How small exactly are we talking about?

In general PolkaVM is optimized first and foremost for execution performance and compilation speed, and keeping the programs small is only a secondary goal. This isn’t to say that we don’t care about being compact - we certainly do (and I’m already using a bunch of tricks to keep the programs as small as I can), but it’s not the top priority.

For reference, last time I checked these were the numbers for a full blown Substrate runtime when compiled to WASM and to PolkaVM (don’t remember which exact runtime it was, possibly the Rococo runtime):

  • WASM: 625505 bytes
  • PolkaVM: 550476 bytes
  • WASM after wasm-opt -Oz: 536852 bytes

So as you can see out-of-box we should be mostly competitive with WASM.

For extremely tiny programs some further optimizations could be done by e.g. repacking the VM bytecode in a custom container and maybe compressing it with something like zstd while having a hardcoded dictionary (so it wouldn’t have to be transmitted), etc.

If we want Turing-completeness and solid gas metering and flexibility then I think PolkaVM could be a good choice.

If we don’t want/need Turing-completeness then there are probably better choices.

Well, for what is worth the PolkaVM assembly is very simple, and could even be written manually relatively easily. But it is, as every assembly language, very low level, and maps directly to what the CPU executes. So if you’d want to map high level concepts to it you’d definitely need some sort of a compiler, be it either rustc with a helper library or a custom DSL-like description that’d be compiled directly to PolkaVM assembly.

I and many others have tried to propose a token standard for Polkadot but without much success. No one knows what a Polkadot standard is going to look like. With XCQ, we can define such standard as a XCQ extension.
We can define a standard based on runtime API but it doesn’t work for onchain consumption so only solve half of the problems.

XCM dialects could be an alternative solution but I don’t think anyone is working on it so it is not really an option. Also again, XCM RFC process takes forever and there is a good chance a version XCQ can be deployed before we complete the XCM RFC process for XCM dialects…

1 Like

The reason I am concerned for program size is that ink! contracts were too big for it to be usable in parachain context. I want to make sure we don’t hit a similar blocker in future. But from what we have so far, it seems like we can keep a simple query program to be less than 200 bytes. Not tiny, but acceptable. Also good to know that we can do extra optimizations in future to reduce it further if needed.

For the program generation, I still need to do some case study to see if it is an absolute requirement, and then some PoC to see how feasible to do it. I can already think of a few potential solutions so hopefully it won’t become a blocker.

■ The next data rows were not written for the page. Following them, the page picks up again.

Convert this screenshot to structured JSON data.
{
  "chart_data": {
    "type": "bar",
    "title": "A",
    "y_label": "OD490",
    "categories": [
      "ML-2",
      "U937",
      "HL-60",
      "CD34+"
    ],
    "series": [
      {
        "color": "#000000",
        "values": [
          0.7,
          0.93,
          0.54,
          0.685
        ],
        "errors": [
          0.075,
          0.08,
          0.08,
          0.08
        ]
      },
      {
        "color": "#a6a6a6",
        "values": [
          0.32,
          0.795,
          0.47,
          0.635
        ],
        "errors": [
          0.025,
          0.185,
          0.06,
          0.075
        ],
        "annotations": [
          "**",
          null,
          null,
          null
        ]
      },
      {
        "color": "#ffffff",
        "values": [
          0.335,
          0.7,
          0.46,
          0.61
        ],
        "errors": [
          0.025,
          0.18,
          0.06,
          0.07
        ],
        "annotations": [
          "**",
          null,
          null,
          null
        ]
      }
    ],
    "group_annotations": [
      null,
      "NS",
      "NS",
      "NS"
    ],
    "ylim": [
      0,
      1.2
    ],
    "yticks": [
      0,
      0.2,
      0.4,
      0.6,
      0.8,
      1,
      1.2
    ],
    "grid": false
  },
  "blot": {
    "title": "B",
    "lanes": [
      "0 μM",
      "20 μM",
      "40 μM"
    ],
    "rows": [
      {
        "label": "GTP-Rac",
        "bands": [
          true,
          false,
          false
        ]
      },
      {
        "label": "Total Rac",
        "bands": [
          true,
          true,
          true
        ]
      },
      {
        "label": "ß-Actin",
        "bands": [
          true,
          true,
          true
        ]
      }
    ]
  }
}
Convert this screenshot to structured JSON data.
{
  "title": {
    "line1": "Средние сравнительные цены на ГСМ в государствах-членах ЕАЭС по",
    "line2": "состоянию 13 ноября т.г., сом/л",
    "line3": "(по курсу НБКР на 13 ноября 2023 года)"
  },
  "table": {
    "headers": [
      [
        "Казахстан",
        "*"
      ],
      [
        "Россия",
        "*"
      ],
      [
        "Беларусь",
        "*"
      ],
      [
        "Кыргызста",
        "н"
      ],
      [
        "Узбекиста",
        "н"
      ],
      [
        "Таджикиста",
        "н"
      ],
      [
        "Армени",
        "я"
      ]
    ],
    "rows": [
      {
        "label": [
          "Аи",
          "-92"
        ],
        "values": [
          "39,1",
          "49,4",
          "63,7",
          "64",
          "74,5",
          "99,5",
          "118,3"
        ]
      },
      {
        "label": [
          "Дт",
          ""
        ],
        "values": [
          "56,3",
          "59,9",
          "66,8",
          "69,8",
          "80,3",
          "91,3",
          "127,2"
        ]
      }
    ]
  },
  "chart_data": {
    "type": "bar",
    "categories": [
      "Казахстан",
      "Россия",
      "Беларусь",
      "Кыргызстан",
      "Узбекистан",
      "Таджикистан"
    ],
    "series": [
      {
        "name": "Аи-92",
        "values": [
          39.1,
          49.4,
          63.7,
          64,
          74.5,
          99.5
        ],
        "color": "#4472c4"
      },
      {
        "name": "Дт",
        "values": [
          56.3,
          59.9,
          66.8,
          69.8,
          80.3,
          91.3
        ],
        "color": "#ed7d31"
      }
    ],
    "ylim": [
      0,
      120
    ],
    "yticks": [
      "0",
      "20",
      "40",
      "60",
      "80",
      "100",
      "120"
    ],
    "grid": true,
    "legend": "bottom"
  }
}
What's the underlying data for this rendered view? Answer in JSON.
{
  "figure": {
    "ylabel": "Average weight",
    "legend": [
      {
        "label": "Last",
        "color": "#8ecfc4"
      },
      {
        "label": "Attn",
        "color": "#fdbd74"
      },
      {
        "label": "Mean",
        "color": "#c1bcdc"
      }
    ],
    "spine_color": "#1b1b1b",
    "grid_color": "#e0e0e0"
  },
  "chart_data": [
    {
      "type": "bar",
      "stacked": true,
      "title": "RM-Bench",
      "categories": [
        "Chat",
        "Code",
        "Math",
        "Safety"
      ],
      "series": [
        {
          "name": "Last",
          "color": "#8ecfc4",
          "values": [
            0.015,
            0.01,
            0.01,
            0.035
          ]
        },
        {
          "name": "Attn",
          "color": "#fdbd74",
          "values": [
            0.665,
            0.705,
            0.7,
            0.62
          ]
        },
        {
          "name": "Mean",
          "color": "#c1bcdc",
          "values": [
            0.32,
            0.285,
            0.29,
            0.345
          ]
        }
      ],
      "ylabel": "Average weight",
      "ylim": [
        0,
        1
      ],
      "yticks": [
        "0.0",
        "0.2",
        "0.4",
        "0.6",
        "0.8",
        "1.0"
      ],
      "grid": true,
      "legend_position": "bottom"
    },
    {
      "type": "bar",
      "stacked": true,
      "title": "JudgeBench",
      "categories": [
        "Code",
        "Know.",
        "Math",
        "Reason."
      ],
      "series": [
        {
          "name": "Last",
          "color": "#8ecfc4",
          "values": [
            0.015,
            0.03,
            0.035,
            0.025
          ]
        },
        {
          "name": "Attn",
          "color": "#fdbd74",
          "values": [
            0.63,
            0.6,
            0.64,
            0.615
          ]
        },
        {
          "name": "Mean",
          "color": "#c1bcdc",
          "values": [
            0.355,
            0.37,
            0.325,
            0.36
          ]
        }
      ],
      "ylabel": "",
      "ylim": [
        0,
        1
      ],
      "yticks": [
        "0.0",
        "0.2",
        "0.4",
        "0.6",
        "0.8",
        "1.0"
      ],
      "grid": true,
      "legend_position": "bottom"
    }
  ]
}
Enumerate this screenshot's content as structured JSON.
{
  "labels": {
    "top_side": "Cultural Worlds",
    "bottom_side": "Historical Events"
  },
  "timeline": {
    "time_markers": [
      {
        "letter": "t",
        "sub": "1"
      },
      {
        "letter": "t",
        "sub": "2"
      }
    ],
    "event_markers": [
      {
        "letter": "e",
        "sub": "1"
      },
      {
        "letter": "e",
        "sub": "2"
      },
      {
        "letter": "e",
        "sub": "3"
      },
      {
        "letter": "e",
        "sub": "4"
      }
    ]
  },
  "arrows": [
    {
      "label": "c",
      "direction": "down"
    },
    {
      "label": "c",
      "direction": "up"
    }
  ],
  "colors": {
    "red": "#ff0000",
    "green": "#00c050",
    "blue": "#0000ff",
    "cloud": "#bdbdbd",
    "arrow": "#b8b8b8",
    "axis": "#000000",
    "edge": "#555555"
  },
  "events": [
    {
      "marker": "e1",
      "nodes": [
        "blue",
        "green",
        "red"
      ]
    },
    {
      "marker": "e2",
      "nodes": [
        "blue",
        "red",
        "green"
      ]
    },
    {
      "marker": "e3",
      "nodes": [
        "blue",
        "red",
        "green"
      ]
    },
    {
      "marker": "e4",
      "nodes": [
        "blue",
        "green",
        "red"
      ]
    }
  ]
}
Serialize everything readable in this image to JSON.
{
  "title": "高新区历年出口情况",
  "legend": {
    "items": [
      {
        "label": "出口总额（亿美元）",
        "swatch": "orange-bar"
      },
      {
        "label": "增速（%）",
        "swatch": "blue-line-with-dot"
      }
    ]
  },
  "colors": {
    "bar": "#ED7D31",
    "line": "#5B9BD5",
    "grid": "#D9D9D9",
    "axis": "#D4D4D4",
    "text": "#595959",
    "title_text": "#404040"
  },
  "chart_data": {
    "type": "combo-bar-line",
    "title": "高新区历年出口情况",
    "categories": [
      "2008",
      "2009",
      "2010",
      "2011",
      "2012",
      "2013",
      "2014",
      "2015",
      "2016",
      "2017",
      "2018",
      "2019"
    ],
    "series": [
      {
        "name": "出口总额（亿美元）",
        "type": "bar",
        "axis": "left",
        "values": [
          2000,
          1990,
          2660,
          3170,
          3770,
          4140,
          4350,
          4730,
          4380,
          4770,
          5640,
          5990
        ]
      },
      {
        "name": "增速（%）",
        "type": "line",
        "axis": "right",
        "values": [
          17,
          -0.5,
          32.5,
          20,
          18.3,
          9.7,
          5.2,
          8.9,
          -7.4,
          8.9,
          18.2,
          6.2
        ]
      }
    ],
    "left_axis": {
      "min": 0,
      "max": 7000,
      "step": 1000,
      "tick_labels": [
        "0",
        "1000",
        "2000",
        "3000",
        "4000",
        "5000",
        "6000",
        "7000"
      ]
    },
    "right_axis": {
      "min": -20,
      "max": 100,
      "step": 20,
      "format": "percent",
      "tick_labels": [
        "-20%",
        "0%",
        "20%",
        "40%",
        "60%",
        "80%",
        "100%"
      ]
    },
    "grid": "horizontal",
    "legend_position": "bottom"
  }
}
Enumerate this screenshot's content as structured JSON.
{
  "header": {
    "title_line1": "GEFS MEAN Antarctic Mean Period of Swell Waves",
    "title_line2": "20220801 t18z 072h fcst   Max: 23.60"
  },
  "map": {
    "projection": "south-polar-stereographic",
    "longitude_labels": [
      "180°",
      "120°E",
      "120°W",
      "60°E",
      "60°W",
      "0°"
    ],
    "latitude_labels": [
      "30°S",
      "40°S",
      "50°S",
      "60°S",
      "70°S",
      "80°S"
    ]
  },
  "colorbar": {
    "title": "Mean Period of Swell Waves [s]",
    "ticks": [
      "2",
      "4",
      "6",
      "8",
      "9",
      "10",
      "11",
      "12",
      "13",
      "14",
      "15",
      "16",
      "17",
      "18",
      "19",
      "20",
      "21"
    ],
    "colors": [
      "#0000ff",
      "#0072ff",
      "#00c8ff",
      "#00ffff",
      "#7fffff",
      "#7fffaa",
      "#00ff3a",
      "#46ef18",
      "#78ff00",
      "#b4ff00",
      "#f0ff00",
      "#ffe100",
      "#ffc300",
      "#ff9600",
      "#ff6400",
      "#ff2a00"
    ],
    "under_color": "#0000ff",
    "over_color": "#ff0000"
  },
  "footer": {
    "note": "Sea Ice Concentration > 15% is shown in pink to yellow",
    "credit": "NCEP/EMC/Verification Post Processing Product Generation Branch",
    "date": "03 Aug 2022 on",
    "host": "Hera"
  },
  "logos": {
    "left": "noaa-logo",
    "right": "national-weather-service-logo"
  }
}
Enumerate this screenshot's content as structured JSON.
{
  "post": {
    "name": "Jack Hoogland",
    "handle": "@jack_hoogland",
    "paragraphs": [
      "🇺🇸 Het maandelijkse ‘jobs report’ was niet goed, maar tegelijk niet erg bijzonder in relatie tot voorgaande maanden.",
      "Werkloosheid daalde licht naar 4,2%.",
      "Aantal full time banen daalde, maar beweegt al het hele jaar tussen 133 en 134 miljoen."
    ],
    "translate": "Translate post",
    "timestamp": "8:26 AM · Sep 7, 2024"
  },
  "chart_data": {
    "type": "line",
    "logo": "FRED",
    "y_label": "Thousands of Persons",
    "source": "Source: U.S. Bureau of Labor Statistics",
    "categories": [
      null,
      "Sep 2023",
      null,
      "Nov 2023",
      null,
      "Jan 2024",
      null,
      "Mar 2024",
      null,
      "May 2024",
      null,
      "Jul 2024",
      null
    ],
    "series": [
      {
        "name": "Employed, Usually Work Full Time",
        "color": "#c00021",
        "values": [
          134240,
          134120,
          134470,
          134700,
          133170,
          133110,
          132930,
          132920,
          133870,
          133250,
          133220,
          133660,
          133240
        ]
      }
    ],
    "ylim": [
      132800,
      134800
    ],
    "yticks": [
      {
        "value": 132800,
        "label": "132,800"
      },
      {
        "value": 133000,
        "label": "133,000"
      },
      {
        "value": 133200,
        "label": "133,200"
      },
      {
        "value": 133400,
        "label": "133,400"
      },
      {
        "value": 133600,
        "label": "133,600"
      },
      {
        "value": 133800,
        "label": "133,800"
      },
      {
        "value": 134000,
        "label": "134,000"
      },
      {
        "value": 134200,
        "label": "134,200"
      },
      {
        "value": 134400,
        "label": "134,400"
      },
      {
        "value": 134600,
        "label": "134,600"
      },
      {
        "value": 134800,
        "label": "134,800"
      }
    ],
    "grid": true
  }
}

Yeah, so at these sizes a custom container would definitely make sense, since out of box the default container has something like ~60 bytes of constant overhead. And by a “custom container” I mean something like this:

struct Blob {
    version: u8,
    code_section: [u8; N],
}

The polkavm crate doesn’t currently support creating a ProgramBlob from a custom container like this, but it will very soon since PolkaJam also needs this functionality.

3 Likes

With the newest PolkaVM master it should now be possible to have a custom container for programs (although it might still be a little bit janky, and this isn’t necessarily the complete final API).

There’s a new struct called ProgramParts which contains a partially deserialized PolkaVM program split into parts. So what you can do is to link a PolkaVM program with polkavm-linker as you’d normally do, and then call ProgramParts::from_bytes to split it into parts, and then only save those parts which are relevant to you. Then you can use ProgramBlob::from_parts to load it back up for execution, potentially leaving some of the fields empty and/or just hardcode them.

But as I said, this is not final and I will still be making improvements here. For example, ideally you’d most likely want to hardcode imports and statically assign each possible host function a static number, but currently the linker doesn’t yet give you a way to force-assign these. You’d also want to merge ro_data into rw_data as at these sizes there’s not much point in splitting them up (this also requires linker’s cooperation). I’ll let you know once I’ll make further improvements here.

2 Likes